In the example above we have daily data from OSTIA which we merge into a single file, then convert units for data and time. The data is now on a 0.2-degree grid (900x1800). Note that we have changed the variable names to tosbcs (SST) and siconcbcs (sea ice) and set units to Celsius and percent which is what the AMIP forcing reader expects.

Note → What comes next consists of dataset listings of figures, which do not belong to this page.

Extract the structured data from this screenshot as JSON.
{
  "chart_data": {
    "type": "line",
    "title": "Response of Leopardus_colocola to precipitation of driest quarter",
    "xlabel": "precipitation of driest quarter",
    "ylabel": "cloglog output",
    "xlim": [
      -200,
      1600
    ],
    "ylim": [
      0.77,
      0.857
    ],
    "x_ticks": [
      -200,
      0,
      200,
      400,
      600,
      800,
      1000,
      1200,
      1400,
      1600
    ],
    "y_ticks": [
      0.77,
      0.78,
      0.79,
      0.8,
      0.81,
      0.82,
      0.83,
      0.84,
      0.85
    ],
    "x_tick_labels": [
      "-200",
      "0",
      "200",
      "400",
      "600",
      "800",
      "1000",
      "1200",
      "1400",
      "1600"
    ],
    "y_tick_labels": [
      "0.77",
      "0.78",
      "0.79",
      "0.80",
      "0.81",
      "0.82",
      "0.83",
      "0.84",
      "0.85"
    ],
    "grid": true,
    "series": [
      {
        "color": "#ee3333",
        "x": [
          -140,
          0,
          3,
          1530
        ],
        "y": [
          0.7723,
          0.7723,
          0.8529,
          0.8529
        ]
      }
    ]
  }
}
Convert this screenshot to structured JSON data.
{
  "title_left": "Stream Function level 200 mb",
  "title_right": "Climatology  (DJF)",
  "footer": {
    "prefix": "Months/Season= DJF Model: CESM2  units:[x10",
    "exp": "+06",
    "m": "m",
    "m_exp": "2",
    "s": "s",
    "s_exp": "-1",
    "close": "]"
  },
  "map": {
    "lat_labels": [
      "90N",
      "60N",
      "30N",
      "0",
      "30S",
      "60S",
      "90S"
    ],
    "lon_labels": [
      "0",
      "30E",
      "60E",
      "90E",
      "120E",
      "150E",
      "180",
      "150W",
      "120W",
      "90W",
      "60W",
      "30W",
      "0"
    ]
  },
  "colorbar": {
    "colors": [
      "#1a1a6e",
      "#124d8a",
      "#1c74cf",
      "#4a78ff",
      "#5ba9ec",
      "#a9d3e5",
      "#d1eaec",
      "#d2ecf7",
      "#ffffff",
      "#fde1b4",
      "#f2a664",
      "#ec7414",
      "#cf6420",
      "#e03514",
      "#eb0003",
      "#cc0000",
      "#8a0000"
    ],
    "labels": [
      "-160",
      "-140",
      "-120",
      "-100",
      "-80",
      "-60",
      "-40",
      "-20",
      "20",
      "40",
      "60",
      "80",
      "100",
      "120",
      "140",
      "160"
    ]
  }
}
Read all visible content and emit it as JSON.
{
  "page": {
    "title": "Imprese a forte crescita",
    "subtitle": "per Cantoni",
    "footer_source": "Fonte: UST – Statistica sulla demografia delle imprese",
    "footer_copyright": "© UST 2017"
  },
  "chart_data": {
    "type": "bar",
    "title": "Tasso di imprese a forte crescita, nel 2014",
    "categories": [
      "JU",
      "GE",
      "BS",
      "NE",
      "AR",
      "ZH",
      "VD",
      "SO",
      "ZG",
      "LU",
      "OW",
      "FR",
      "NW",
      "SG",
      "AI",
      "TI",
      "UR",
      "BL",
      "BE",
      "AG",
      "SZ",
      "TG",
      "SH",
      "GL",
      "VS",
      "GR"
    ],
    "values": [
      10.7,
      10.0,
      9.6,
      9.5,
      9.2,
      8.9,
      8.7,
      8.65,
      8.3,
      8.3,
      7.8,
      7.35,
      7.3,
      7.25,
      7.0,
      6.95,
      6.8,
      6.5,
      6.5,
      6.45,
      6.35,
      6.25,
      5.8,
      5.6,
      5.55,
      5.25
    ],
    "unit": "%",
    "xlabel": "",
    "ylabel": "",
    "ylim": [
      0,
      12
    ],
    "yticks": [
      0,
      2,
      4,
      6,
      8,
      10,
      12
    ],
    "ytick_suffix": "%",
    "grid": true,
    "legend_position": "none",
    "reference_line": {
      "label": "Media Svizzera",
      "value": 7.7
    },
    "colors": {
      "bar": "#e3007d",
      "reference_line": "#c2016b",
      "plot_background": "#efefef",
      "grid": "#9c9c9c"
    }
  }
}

We now need to modify our experiment configuration to make EC-Earth accept the files

- base.context:
    experiment:
      forcing:
        amipfr:
          dir: /nobackup/accmls1/proj/scanheat/satellite_data/forcing_for_ece4/
          sic: sic_OSTIA_1d_1800x900_filled_1980-2023.nc
          sst: sst_OSTIA_1d_1800x900_filled_1980-2023.nc
          yref_min: 2018 # first year of data set
          yref_max: 2018 # last year of data set

- base.context:
    model_config:
      amipfr:
        grid: r900x1800

      oasis:
        copy_weights: False

The above additions to your experiment configuration file will tell EC-Earth to use your new files, on the new grid, and to generate new remapping weights for OASIS.

Note

Your grid must be defined in templates/oasis/ece_couple_grids.yml. Only r180x360 and r900x1800 are defined so far, but you can add more.